You can also use the commandline to control the warnings:

python -W error::UnicodeWarning your_code.py

From the man page:

-W argument
[...] error to raise an exception instead of printing a warning message.

This will have the same effect as putting the following in your code:

import warnings
warnings.filterwarnings('error', category=UnicodeWarning)

As was already said in Andy's answer.


The most informative way to investigate a warning is to convert it into an error (Exception) so you can see its full stacktrace:

import warnings
warnings.simplefilter("error")

See warnings.


You can filter the warnings to raise which will enable you to debug (e.g. using pdb):

import warnings
warnings.filterwarnings('error')

*The warnings filter can be managed more finely (which is probably more appropriate) e.g.:

warnings.filterwarnings('error', category=UnicodeWarning)
warnings.filterwarnings('error', message='*equal comparison failed*')
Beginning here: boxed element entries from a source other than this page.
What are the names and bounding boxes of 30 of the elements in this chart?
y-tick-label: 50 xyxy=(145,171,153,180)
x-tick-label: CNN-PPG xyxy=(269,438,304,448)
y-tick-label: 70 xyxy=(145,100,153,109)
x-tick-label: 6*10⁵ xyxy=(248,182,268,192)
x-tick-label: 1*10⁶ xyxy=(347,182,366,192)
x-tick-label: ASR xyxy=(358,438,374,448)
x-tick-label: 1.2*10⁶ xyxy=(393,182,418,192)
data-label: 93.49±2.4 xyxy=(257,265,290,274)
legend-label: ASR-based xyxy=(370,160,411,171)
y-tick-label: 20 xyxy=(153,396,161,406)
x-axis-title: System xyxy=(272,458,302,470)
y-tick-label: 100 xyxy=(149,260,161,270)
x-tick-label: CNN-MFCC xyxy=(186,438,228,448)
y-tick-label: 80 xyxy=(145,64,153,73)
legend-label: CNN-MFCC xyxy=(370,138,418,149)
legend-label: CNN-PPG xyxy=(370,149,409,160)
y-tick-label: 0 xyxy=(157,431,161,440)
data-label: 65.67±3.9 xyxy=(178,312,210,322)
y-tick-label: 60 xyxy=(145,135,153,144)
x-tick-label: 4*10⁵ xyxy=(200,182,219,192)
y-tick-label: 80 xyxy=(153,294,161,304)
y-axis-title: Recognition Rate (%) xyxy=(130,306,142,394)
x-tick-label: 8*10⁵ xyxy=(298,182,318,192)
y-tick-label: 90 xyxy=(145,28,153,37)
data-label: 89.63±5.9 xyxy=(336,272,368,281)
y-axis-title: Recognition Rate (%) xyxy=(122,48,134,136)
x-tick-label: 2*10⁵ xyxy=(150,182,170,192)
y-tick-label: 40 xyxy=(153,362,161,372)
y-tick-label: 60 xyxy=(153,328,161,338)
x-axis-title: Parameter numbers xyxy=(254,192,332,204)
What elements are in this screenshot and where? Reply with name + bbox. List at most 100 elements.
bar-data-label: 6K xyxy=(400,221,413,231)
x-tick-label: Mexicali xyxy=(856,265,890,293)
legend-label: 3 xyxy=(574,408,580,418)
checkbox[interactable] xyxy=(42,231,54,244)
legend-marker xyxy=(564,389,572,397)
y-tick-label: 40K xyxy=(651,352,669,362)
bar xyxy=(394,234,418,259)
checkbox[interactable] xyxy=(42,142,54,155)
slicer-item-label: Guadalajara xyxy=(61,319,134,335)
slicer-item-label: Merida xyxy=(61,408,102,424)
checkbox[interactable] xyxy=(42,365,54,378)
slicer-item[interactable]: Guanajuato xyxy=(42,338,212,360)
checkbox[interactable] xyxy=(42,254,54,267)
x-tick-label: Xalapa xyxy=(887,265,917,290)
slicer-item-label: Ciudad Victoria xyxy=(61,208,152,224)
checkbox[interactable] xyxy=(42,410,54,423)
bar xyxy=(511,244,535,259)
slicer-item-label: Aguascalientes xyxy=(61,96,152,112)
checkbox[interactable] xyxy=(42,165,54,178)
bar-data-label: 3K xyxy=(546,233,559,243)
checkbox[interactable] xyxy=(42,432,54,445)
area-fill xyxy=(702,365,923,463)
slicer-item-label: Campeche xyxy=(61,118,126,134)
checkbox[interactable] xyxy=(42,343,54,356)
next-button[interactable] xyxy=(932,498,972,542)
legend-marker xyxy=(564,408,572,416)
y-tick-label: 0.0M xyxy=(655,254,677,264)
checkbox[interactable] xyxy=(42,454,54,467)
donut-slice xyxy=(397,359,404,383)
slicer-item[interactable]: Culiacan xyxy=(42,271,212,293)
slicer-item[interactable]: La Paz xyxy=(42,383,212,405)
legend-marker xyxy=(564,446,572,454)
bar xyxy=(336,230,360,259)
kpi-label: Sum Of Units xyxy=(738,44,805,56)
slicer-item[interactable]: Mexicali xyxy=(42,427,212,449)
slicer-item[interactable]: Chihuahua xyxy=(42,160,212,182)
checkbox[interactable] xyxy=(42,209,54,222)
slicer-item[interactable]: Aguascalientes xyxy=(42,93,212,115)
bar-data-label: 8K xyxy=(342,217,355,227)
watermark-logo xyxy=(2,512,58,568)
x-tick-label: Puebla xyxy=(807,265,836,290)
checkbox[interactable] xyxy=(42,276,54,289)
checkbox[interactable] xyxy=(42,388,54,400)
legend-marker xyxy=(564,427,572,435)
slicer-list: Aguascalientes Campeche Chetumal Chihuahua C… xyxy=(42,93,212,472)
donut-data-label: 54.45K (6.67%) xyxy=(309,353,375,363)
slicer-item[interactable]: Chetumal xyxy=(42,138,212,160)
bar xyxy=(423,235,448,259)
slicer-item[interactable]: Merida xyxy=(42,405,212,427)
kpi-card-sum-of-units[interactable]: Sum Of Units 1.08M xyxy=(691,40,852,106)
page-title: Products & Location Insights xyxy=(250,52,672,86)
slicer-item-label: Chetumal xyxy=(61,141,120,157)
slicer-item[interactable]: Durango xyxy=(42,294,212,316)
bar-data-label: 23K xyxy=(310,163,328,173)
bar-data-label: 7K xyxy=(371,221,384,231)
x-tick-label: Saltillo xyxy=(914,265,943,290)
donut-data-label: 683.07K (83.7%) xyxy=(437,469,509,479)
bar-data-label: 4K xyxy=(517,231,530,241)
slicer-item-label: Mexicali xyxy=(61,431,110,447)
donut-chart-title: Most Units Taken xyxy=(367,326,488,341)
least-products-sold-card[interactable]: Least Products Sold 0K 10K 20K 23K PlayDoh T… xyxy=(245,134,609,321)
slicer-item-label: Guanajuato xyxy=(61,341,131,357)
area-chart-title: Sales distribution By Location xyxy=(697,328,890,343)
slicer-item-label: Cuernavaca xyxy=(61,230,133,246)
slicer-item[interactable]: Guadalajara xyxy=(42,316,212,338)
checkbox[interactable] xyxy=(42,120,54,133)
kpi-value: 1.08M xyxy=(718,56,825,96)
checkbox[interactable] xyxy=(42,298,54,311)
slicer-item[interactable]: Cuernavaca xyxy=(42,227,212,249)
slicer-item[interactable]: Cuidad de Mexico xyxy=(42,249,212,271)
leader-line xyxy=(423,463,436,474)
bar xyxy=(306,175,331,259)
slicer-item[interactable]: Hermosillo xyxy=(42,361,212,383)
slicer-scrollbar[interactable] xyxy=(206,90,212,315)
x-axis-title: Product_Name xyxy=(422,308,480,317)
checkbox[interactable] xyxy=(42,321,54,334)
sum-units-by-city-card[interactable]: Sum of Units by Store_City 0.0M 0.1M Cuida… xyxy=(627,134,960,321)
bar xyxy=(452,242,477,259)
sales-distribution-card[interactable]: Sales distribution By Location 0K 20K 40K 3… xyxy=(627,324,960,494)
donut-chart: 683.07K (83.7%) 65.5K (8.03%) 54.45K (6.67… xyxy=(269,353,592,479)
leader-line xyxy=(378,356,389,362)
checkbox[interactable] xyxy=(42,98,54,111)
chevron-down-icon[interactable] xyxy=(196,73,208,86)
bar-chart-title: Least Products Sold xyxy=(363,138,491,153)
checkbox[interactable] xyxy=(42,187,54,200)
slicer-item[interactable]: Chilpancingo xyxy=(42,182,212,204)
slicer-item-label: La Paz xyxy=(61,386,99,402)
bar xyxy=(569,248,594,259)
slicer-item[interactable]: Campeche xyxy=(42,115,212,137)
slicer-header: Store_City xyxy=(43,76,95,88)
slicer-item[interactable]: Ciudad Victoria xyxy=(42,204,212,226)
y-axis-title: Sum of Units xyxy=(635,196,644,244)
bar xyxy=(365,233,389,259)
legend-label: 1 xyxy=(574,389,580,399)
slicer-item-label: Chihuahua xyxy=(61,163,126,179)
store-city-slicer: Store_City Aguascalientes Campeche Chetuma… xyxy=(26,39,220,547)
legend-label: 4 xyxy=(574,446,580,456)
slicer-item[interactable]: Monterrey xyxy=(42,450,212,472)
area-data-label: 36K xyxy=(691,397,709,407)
Multiple filters will be looked up sequentially. ("Entries closer to the front of the list override entries later in the list, if both match a particular warning.")


If you enable logging in python, then when an exception is received you can use the method logging.exception to log when an exception has been caught - this method will print out a nicely formatted stack trace that shows you exactly in the code where the exception originated. See the python document on logging for more information.

import logging
log = logging.getLogger('my.module.logger')

try:
    return self._engine.get_loc(key)
except UnicodeWarning:
    log.exception('A log message of your choosing')

Alternatively, you can get a tuple that contains details of the exception in your code by calling sys.exc_info() (this requires you to import the sys module).